Here is truly vicarious suffering, which not only removes wrath, but restores to God those who were afar from Him. The two parts of the verse give these two aspects of the Cross. According to the first, our transgressions, our iniquities, have received their punishment in Him. According to the second, His stripes are our moral healing- ''the chastisement of our peace."

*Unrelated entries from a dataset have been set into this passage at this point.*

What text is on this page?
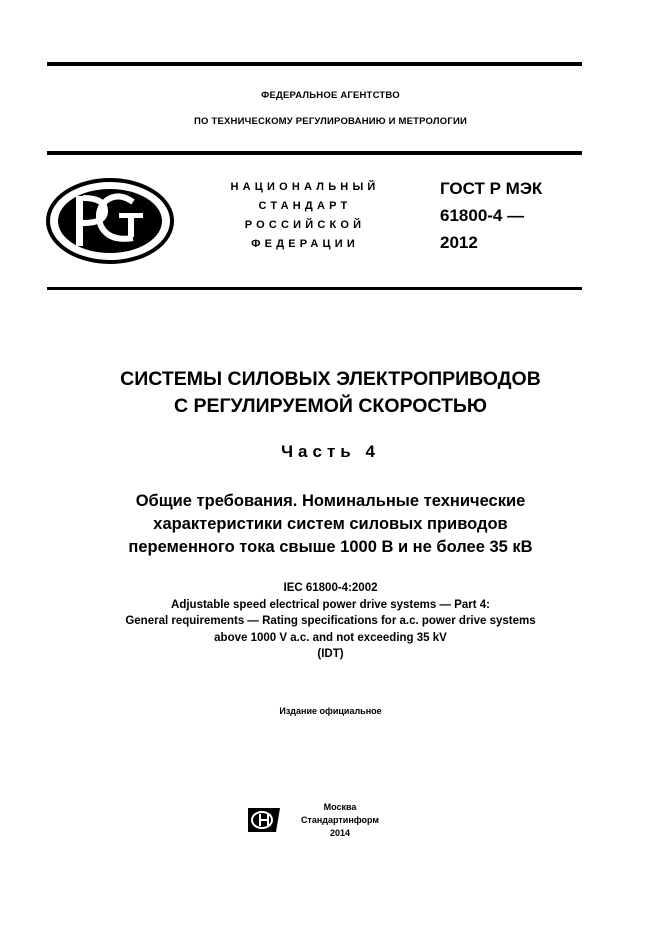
ФЕДЕРАЛЬНОЕ АГЕНТСТВО
ПО ТЕХНИЧЕСКОМУ РЕГУЛИРОВАНИЮ И МЕТРОЛОГИИ
НАЦИОНАЛЬНЫЙ
СТАНДАРТ
РОССИЙСКОЙ
ФЕДЕРАЦИИ
ГОСТ Р МЭК
61800-4 —
2012
СИСТЕМЫ СИЛОВЫХ ЭЛЕКТРОПРИВОДОВ
С РЕГУЛИРУЕМОЙ СКОРОСТЬЮ
Часть 4
Общие требования. Номинальные технические
характеристики систем силовых приводов
переменного тока свыше 1000 В и не более 35 кВ
IEC 61800-4:2002
Adjustable speed electrical power drive systems — Part 4:
General requirements — Rating specifications for a.c. power drive systems
above 1000 V a.c. and not exceeding 35 kV
(IDT)
Издание официальное
Москва
Стандартинформ
2014
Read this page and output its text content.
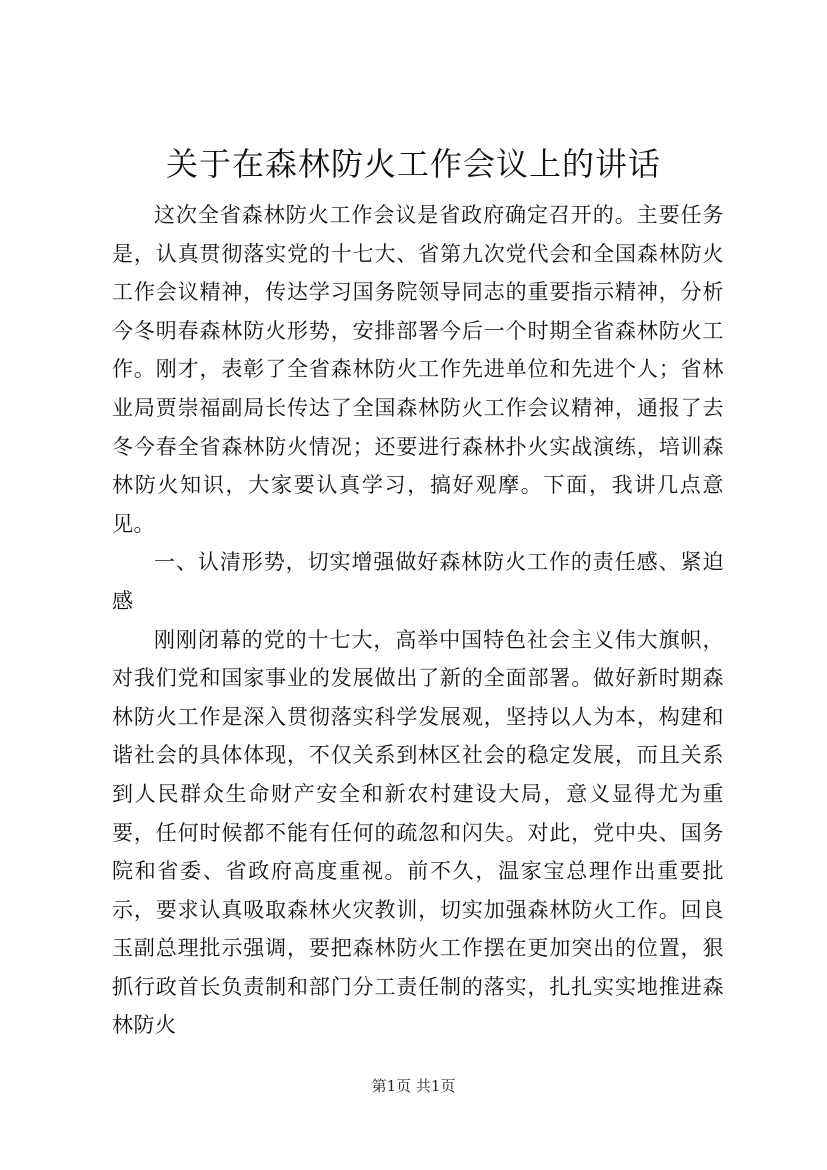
关于在森林防火工作会议上的讲话

这次全省森林防火工作会议是省政府确定召开的。主要任务是，认真贯彻落实党的十七大、省第九次党代会和全国森林防火工作会议精神，传达学习国务院领导同志的重要指示精神，分析今冬明春森林防火形势，安排部署今后一个时期全省森林防火工作。刚才，表彰了全省森林防火工作先进单位和先进个人；省林业局贾崇福副局长传达了全国森林防火工作会议精神，通报了去冬今春全省森林防火情况；还要进行森林扑火实战演练，培训森林防火知识，大家要认真学习，搞好观摩。下面，我讲几点意见。

一、认清形势，切实增强做好森林防火工作的责任感、紧迫感

刚刚闭幕的党的十七大，高举中国特色社会主义伟大旗帜，对我们党和国家事业的发展做出了新的全面部署。做好新时期森林防火工作是深入贯彻落实科学发展观，坚持以人为本，构建和谐社会的具体体现，不仅关系到林区社会的稳定发展，而且关系到人民群众生命财产安全和新农村建设大局，意义显得尤为重要，任何时候都不能有任何的疏忽和闪失。对此，党中央、国务院和省委、省政府高度重视。前不久，温家宝总理作出重要批示，要求认真吸取森林火灾教训，切实加强森林防火工作。回良玉副总理批示强调，要把森林防火工作摆在更加突出的位置，狠抓行政首长负责制和部门分工责任制的落实，扎扎实实地推进森林防火

第1页 共1页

The last is an expression which needs to be considered. The word for "chastisement" certainly means that, and nothing else. It is translated also in our version, "correction" "discipline," and so "instruction;" and in none of these senses could it be applied to the Lord. He certainly never needed nor received chastening or correction; and a moment's thought as to the verse will show us that it is not to the Lord that it is here applied. It is "the chastisement of our peace." That last word includes in its meaning the whole well-being of those as to whom it is used. His stripes are for us the restorative discipline which brings us to spiritual health-our healing, as the last clause plainly says. As we find our guilt borne by another, our peace made by the sufferings of God's Holy One, we realize the disciplinary virtue of "his stripes." Nowhere else has the lesson been so taught us, nowhere else is the discipline so real.

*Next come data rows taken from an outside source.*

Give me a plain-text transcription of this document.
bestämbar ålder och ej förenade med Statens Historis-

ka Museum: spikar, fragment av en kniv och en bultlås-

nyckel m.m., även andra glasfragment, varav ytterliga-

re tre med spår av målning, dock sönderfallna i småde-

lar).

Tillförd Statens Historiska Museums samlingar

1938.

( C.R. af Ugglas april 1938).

Not for peace only must the Cross be known. It is the judgment of the world, the defeat of the prince of the world, the annulling of the body of sin. It is the supreme display of divine righteousness, truth, love, all the glory of God, in triumphant goodness in Him who was crucified in weakness there – "The Son of Man glorified, and God glorified in Him." Oh, to know more the reality of this holy discipline-"the chastisement of our peace!" -to eat more the salutary "bitter herbs" at our passover feast, all leaven put away out of our houses! What power for purification for us, as for Israel, looking upon Him whom they have pierced, and saying, "All we like sheep have gone astray; we have turned every one to his own way; and the Lord hath made to meet on Him the iniquity of us all."

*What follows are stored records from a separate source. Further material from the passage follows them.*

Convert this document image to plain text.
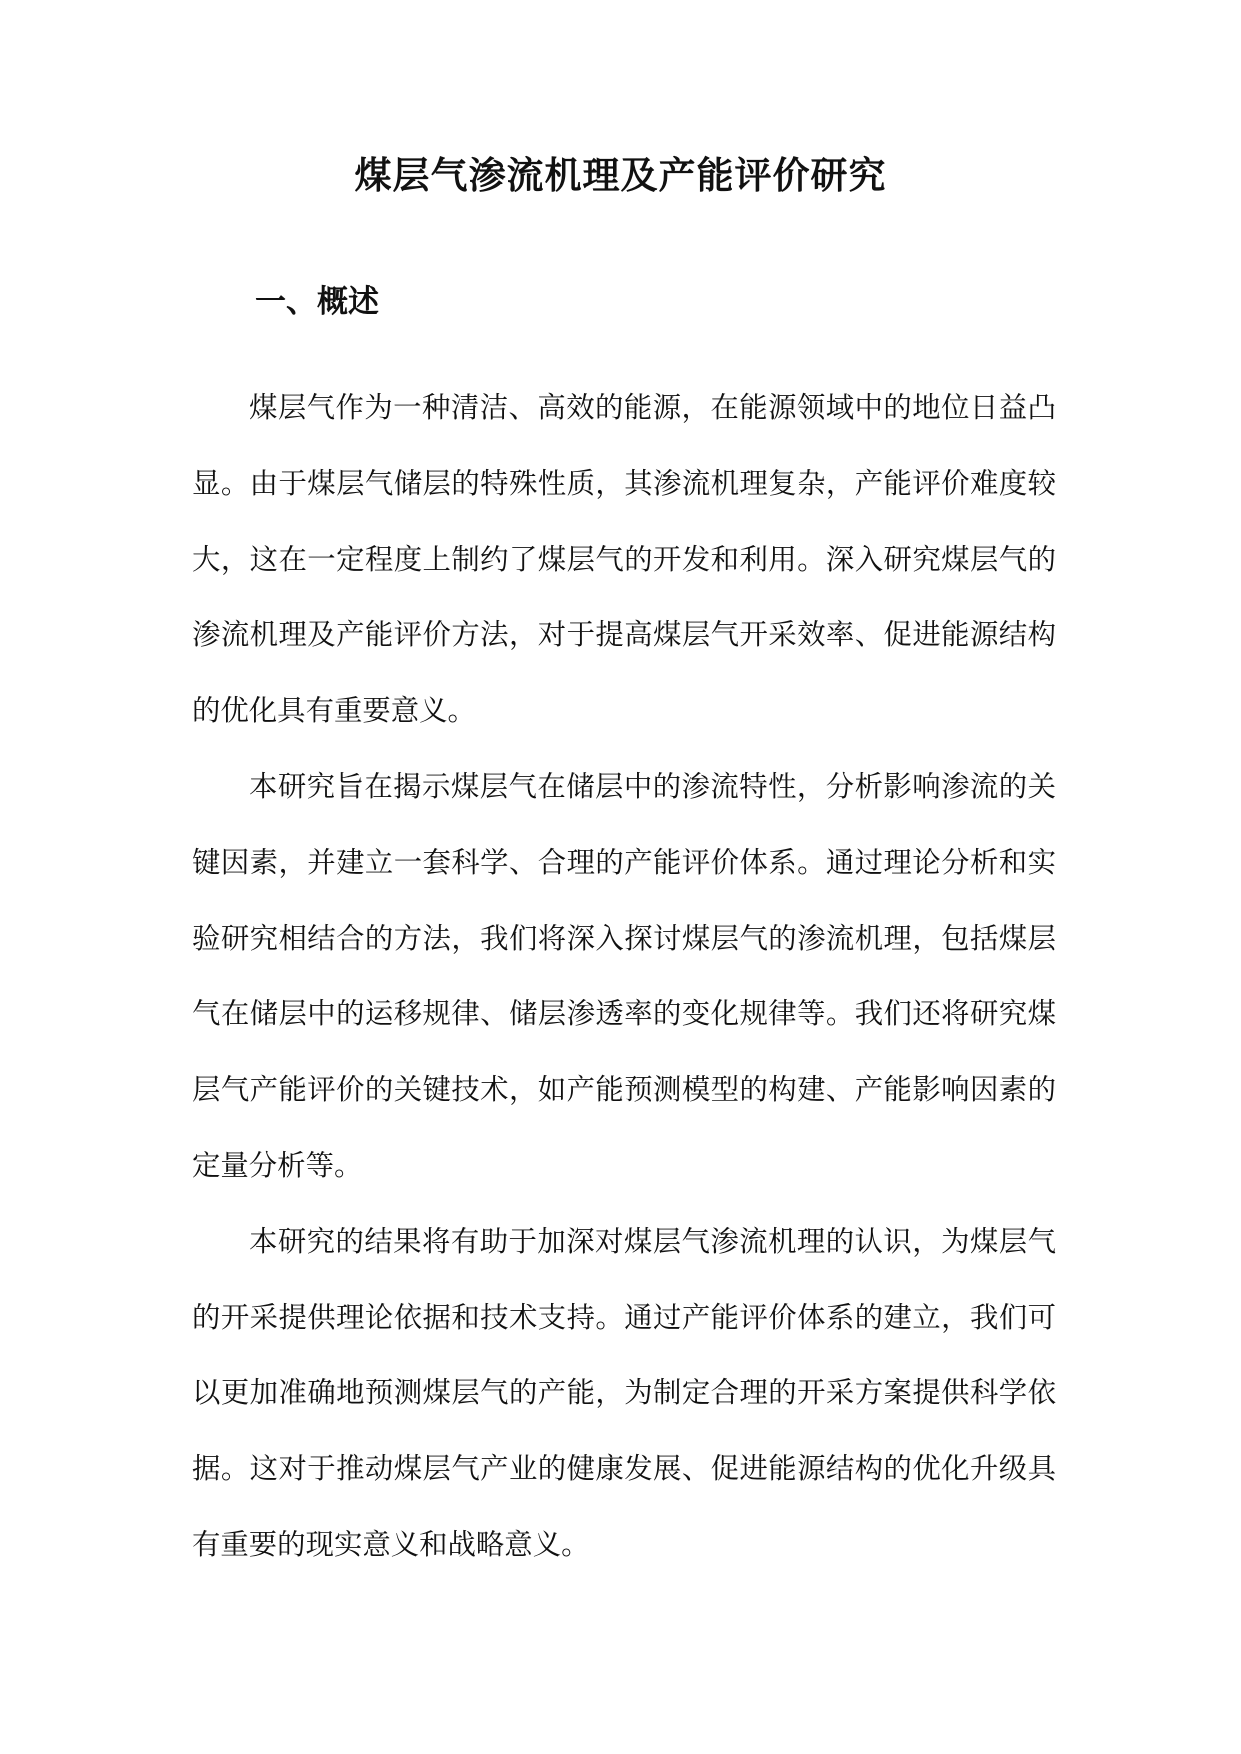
煤层气渗流机理及产能评价研究
一、概述

煤层气作为一种清洁、高效的能源，在能源领域中的地位日益凸显。由于煤层气储层的特殊性质，其渗流机理复杂，产能评价难度较大，这在一定程度上制约了煤层气的开发和利用。深入研究煤层气的渗流机理及产能评价方法，对于提高煤层气开采效率、促进能源结构的优化具有重要意义。

本研究旨在揭示煤层气在储层中的渗流特性，分析影响渗流的关键因素，并建立一套科学、合理的产能评价体系。通过理论分析和实验研究相结合的方法，我们将深入探讨煤层气的渗流机理，包括煤层气在储层中的运移规律、储层渗透率的变化规律等。我们还将研究煤层气产能评价的关键技术，如产能预测模型的构建、产能影响因素的定量分析等。

本研究的结果将有助于加深对煤层气渗流机理的认识，为煤层气的开采提供理论依据和技术支持。通过产能评价体系的建立，我们可以更加准确地预测煤层气的产能，为制定合理的开采方案提供科学依据。这对于推动煤层气产业的健康发展、促进能源结构的优化升级具有重要的现实意义和战略意义。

Let us observe here that our "own way" is our "iniquity" and our misery; for when was misery far separate from sin? And who but utter orphans have to choose their own path through this world's maze? It is true we are outside Eden, but God has not left us to this. He who numbers our hairs, numbers our steps no less; and to walk in our own way is to refuse divine wisdom and love, incessantly occupied with us, and to imagine we can do better for ourselves than these. And how often is our own way disguised for us by some seeming goodness of it, which can never take off the fatal stamp of a will in independency of God's! "Lo, I come to do Thy will" was the characteristic of the pattern proposed to us; and there, where His own will rightly shrank from the dread cup before Him, there it was yet, "not my will, but thine, be done." What a commending of that will to us comes with the knowledge that what was before Him then was, in fact, that "Jehovah" was about to lay "on Him the iniquity of us all!" How the covenant name, Jehovah, has here its suited place! "Crucified through weakness," the will-less One was to be "Jehovah's arm" of power. F. W. G.